Là-dessus, l’honnête huissier prit ses jambes à son cou, et s’enfuit comme s’il avait eu tous les démons de l’enfer à ses trousses.

Nous devons renoncer à raconter en détail le trouble et le désordre que Célestin continua de jeter sous le toit de ses parens. Ce fut, chaque jour, dans ses mœurs et dans ses habitudes, quelque découverte affligeante, chaque jour quelque nouvel épisode aussi déplorable que celui qui signala le lendemain de son arrivée. Un matin, ayant enfourché le cheval que lui avait acheté son père, il le fit galoper de telle sorte, que la pauvre bête rentra fourbue à l’écurie et fut trouvée, le lendemain, sans vie, sur la paille. Le docteur Herbeau acquit bientôt la certitude que son fils n’avait rien fait à Montpellier que hanter les estaminets, boire, fumer, et se perdre de dettes. Il n’était guère de courrier qui n’apportât au logis quelques épîtres au sujet des sommes dues par Célestin ; entre autres, un débitant de tabac réclamait sept cent vingt-sept francs pour fourniture de cigares. Célestin remplissait la maison paternelle des éclats de sa voix et de la fumée de sa pipe. Ni les prières de sa mère, ni les sollicitations de son père n’avaient pu le décider à se faire émonder le visage.
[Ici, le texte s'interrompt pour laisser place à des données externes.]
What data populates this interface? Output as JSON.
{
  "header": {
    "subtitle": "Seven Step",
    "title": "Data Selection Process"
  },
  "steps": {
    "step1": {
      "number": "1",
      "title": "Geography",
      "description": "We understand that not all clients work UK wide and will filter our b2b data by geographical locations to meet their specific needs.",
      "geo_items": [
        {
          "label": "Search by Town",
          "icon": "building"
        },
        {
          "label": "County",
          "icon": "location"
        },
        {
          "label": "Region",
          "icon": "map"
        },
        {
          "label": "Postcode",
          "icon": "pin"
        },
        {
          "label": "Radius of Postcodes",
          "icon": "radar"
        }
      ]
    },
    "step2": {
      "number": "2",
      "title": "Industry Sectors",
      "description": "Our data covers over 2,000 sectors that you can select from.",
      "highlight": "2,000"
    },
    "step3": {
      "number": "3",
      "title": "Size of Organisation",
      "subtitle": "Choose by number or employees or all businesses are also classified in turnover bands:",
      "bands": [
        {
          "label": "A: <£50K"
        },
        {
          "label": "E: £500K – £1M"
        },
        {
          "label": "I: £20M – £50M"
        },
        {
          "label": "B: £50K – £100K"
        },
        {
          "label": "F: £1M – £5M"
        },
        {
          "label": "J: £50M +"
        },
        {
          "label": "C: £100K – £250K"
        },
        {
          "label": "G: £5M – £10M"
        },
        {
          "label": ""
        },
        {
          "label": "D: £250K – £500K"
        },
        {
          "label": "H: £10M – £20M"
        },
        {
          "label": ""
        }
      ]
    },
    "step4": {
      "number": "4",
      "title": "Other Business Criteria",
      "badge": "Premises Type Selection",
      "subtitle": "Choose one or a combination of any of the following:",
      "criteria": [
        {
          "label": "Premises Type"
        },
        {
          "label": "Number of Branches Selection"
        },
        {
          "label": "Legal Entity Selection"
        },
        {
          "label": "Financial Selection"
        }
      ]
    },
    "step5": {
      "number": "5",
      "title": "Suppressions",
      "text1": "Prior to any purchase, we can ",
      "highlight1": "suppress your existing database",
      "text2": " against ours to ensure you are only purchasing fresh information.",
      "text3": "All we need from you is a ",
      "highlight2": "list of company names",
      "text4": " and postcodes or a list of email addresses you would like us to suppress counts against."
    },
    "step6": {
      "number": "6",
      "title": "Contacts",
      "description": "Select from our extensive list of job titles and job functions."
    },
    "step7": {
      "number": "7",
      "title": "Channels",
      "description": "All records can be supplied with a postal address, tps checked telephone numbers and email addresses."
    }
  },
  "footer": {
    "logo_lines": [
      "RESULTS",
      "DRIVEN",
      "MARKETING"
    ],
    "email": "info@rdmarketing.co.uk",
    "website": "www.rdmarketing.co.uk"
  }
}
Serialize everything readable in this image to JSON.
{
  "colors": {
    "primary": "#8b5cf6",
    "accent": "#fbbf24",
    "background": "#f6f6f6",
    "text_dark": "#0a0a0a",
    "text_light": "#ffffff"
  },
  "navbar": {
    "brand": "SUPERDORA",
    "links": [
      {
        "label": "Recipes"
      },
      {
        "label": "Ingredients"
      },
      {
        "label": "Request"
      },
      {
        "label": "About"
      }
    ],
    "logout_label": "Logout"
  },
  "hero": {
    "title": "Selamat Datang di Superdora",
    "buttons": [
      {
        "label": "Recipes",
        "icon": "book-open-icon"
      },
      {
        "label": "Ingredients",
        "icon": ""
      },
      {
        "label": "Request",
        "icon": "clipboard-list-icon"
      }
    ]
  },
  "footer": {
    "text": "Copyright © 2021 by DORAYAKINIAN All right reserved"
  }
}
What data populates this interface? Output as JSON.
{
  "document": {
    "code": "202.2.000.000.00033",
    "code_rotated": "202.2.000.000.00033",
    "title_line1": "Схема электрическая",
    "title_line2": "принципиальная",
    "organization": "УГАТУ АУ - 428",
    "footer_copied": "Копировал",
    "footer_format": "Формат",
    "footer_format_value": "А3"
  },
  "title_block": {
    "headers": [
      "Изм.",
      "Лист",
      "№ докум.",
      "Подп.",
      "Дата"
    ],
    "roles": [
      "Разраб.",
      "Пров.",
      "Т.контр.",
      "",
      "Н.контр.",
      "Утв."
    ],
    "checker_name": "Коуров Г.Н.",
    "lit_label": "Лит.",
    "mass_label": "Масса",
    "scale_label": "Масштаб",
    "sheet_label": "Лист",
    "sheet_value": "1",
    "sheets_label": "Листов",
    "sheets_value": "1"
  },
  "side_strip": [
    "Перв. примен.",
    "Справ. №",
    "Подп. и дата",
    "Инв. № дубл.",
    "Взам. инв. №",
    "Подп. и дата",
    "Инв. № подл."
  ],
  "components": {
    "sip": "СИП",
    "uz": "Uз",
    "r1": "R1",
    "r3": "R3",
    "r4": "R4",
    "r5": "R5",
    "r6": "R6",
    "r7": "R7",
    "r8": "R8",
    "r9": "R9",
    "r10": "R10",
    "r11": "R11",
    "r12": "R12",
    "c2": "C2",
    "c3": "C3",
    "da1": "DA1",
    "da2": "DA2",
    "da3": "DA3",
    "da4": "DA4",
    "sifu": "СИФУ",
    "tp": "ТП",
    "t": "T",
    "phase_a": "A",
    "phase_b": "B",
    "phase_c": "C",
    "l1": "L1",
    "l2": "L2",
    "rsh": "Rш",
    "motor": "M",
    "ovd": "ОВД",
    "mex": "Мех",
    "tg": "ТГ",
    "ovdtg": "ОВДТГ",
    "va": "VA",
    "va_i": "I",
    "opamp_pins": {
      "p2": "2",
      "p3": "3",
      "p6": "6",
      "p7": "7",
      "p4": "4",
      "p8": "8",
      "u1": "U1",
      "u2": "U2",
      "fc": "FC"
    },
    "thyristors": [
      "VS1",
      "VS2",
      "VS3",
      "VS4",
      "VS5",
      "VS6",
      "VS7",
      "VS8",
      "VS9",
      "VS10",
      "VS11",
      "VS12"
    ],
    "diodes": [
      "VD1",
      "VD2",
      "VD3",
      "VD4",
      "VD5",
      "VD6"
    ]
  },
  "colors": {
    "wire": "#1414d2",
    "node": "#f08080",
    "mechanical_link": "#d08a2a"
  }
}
Il jurait, crachait du matin au soir, passait la moitié des journées au billard, et ne rentrait au gîte que pour désespérer sa famille par son appétit, par ses manières, par ses opinions et par son langage. Il s’était observé d’abord ; mais, au bout de quelques semaines, il avait lâché la bride à tous ses mauvais instincts. C’était Riquemont à domicile, Riquemont doublé de lord Flamborough !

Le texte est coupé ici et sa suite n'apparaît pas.